The News Courier
- Type: Newspaper published two days a week
- Format: Broadsheet
- Owner: Carpenter Media Group
- Publisher: Katherine Miller
- Founded: 1891 (as Limestone Democrat)
- Headquarters: 410 West Green Street Athens, Alabama 35611 United States
- Website: enewscourier.com

= The News Courier =

Newspaper in Alabama, U.S.

The News Courier is a newspaper published two days a week in Athens, Alabama, covering Limestone County, Alabama. It is owned by Carpenter Media Group.

== History ==
Today's News Courier was created in 1969, when The Alabama Courier (founded 1892) and the Limestone Democrat (founded 1891) were acquired by Robert Bryan and merged. The combined paper was known in the 1980s as The Athens LC News Courier. Bryan sold his papers to Hollinger in 1997. When Hollinger dispersed of most of its papers, The News Courier was acquired by Community Newspaper Holdings, now known as CNHI, LLC.

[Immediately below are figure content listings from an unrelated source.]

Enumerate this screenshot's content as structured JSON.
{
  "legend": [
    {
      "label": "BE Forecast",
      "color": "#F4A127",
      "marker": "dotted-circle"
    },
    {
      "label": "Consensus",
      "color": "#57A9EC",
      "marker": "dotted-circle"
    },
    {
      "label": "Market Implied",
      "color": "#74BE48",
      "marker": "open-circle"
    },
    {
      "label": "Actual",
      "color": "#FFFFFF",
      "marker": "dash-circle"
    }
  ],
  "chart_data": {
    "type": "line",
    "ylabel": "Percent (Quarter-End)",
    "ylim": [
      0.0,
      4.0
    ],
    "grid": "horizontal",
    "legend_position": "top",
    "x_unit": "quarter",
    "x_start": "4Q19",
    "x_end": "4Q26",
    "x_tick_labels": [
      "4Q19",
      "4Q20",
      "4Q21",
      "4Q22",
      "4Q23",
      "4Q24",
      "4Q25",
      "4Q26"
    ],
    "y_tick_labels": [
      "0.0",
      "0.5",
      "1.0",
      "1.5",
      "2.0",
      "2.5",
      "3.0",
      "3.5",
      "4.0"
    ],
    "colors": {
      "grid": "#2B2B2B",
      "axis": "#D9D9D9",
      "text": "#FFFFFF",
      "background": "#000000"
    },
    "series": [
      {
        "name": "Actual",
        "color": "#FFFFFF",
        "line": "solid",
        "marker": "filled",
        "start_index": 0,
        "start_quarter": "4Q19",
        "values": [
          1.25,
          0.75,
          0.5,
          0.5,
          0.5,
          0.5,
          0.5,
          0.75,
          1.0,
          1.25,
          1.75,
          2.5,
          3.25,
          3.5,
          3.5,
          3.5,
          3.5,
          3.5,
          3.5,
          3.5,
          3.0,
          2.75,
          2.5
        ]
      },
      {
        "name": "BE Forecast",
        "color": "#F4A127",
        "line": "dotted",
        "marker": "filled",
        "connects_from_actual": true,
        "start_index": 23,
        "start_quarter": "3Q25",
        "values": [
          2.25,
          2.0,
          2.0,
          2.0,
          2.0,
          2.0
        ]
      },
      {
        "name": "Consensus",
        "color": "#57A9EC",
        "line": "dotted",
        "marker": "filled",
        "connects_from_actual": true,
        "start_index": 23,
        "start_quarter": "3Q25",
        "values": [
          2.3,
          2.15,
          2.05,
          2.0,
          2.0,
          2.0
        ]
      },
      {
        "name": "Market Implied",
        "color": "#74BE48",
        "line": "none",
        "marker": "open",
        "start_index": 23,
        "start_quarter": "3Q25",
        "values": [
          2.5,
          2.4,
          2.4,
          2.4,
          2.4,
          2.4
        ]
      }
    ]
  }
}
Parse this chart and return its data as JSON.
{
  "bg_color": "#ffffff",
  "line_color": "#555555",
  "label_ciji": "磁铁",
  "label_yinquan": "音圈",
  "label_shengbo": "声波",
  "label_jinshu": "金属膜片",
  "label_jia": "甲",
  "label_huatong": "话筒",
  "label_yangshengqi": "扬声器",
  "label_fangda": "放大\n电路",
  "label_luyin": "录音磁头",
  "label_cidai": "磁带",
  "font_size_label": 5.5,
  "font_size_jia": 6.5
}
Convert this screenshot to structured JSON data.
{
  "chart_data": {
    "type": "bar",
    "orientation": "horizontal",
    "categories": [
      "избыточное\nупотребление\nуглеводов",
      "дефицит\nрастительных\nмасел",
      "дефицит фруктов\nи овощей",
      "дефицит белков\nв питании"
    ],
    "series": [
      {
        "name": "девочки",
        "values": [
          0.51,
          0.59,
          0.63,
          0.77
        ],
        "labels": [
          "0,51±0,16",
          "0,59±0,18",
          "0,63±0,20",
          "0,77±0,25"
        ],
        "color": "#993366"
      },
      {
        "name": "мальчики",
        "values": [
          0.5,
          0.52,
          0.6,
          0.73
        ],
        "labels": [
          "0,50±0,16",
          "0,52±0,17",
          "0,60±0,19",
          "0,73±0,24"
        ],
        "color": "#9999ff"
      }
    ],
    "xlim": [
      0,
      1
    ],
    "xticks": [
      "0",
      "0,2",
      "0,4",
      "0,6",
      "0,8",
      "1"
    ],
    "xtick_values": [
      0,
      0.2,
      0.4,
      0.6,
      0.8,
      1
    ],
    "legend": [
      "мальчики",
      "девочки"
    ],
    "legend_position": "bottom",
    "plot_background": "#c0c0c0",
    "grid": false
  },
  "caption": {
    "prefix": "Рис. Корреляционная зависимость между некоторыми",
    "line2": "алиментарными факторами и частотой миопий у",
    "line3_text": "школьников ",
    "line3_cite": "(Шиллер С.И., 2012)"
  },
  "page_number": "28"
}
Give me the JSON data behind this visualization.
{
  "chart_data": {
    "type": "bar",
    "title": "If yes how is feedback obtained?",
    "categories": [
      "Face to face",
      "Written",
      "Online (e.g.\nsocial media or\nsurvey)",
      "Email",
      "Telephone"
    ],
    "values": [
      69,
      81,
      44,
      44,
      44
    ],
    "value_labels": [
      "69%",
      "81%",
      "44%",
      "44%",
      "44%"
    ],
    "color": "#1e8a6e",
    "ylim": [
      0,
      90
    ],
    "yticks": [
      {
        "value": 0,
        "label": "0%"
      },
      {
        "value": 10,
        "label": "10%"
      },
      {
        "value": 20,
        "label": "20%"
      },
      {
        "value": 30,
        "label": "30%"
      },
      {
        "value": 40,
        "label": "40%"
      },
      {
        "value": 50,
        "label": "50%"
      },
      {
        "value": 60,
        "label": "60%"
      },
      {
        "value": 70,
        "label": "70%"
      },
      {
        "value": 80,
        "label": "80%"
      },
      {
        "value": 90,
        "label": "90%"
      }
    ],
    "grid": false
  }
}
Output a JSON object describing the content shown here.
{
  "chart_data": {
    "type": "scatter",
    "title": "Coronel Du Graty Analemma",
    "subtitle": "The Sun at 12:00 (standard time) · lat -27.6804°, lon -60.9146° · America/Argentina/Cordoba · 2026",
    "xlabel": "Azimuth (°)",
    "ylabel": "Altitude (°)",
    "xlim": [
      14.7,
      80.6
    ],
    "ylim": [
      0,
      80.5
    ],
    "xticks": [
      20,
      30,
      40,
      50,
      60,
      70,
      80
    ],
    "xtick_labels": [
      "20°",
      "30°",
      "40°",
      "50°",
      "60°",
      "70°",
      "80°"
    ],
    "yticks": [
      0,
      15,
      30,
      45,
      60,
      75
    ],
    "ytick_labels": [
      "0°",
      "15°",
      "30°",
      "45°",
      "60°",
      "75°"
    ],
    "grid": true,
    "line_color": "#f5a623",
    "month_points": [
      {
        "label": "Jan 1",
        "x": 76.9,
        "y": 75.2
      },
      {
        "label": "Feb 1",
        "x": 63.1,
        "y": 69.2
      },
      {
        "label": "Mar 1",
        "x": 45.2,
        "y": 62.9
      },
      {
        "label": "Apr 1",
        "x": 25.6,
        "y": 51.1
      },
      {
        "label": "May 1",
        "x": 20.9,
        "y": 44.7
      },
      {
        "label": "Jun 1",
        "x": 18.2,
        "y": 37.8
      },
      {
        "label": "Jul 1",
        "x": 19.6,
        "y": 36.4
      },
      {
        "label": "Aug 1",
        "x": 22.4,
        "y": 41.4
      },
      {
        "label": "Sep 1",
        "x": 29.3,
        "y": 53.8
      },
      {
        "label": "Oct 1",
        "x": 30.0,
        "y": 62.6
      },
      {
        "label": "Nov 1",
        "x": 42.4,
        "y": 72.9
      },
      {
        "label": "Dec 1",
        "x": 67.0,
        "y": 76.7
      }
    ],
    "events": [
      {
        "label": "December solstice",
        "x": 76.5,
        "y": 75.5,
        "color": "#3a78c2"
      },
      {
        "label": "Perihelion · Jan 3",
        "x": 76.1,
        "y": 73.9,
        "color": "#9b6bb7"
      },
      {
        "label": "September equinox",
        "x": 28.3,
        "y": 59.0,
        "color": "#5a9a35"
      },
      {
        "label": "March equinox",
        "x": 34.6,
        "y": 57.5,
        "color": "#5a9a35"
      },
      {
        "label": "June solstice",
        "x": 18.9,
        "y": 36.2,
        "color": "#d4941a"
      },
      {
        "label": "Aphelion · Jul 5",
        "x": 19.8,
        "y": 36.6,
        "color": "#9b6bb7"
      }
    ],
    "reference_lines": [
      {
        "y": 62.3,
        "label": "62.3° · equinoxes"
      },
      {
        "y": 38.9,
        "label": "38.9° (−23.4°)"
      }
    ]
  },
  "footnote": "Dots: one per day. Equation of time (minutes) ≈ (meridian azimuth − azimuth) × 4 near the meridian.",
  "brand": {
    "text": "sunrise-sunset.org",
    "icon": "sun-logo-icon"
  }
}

The News Courier was a daily newspaper through the early 2010s, then reduced to six print editions per week. In April 2020, amid severe downturns in advertising revenue due to the COVID-19 pandemic, CNHI reduced the print-edition schedule to Tuesday, Wednesday, Thursday and Saturday.

In May 2024, CNHI sold the newspaper to Carpenter Media Group.

On October 30, 2024, print frequency was changed from four days per week to two, Wednesday and Saturday.